Even in the absence of the expositions above referred to, knowledge of familiar facts should have excluded this representation of the requirements. The contents of stud-books and herd-books might have been expected to suffice. It needs but to remember the care with which is specified a descent from some noted sire which lived several generations ago, to recognize the prevailing belief that a variation existing in a particular animal is transmitted in a greater or less degree to posterity, quite apart from the possession of the same variation by the animal with which it is mated; and this belief is held by men who, as breeders, stake large profits on its truth. How, then, can it be said that without the union of two similarly varied individuals, "the new breed would never even begin, let alone the question of its perpetuation after it had begun." And here, to show still more clearly how experience negatives Lord Salisbury's assumption, let me give some evidence furnished not by domestic animals, but by human beings. Referring to a controversy which I have recently been carrying on with Prof. Weismann, Dr. Lindsay Johnson, F.R.C.S., who practices as an ophthalmic surgeon, and who tells me that the experience of other oculists verifies his own, testifies to the transmission of acquired myopia through several generations. He says (I quote with his permission):—
"I have seen a very large number of myopic patients who have had long-sighted parents and grandparents, but who have, during their studies or occupations, acquired a considerable degree of short sight and astigmatism, and then having had children from a normal or long-sighted wife (with normal-sighted parents and grandparents) it has been found that several of these children have grown up myopic and perpetuated it to their offspring again."

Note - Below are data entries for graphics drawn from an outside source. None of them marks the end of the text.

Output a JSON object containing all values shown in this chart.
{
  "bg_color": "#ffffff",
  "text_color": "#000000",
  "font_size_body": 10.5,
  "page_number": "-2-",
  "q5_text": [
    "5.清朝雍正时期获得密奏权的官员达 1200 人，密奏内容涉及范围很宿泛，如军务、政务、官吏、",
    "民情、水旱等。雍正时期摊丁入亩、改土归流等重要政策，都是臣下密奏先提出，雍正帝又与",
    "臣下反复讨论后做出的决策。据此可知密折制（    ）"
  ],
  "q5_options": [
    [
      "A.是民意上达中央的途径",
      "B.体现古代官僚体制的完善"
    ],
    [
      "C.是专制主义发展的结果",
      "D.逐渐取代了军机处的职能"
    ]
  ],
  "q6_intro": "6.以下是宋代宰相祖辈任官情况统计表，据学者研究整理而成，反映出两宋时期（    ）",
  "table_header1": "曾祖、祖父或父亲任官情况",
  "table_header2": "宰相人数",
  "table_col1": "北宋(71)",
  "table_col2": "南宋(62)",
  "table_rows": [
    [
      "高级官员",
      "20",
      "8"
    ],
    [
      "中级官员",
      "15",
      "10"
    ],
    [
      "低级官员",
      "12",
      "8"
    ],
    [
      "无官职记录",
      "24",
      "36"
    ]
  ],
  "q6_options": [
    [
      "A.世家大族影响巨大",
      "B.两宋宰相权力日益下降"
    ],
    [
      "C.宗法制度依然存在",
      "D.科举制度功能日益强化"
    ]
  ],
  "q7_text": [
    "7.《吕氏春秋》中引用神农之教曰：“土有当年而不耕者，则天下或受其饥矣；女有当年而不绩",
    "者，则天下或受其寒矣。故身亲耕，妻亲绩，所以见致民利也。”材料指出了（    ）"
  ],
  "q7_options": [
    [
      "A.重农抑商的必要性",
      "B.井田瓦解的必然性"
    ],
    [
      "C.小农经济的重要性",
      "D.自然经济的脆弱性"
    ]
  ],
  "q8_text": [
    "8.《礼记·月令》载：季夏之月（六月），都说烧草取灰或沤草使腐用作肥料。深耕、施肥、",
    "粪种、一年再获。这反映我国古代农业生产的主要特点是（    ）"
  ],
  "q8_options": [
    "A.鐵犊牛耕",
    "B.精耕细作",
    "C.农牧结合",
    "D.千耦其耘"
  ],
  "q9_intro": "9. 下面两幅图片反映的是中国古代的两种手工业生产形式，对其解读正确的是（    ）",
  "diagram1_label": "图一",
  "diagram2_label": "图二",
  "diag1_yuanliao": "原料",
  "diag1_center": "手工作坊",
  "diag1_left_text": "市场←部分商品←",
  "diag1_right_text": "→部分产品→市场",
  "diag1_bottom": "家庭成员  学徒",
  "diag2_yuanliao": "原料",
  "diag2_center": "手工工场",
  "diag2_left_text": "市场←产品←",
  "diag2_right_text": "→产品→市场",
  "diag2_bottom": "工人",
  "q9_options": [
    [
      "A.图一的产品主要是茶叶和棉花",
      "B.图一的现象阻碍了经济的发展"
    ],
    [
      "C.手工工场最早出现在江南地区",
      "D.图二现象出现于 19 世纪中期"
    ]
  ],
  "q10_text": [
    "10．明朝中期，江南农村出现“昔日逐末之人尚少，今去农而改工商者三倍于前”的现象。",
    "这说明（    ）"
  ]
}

And he sends me a genealogical tree showing that in a family of six children descending from long-sighted ancestry on both sides, four remained normal-sighted, but two, who were miniature painters, became myopic. Of these one, marrying a normal-sighted wife, had two children, of whom one was myopic; and the other, marrying also a normal-sighted wife, had three children, all myopic. Two of these three married normal-sighted wives, and among their children there was in each case one who had become myopic, while the rest are as yet too young to display the defect, for it never occurs until after eight years old. That the inherited trait is in this case one caused by use, and not one arising spontaneously, does not affect the issue. There is proof that a modification of structure existing in one parent may descend to children when no similar modification is possessed by the other parent; and, further, that this modification may be re-transmitted, also without the aid of the second parent: facts which negative Lord Salisbury's assumption.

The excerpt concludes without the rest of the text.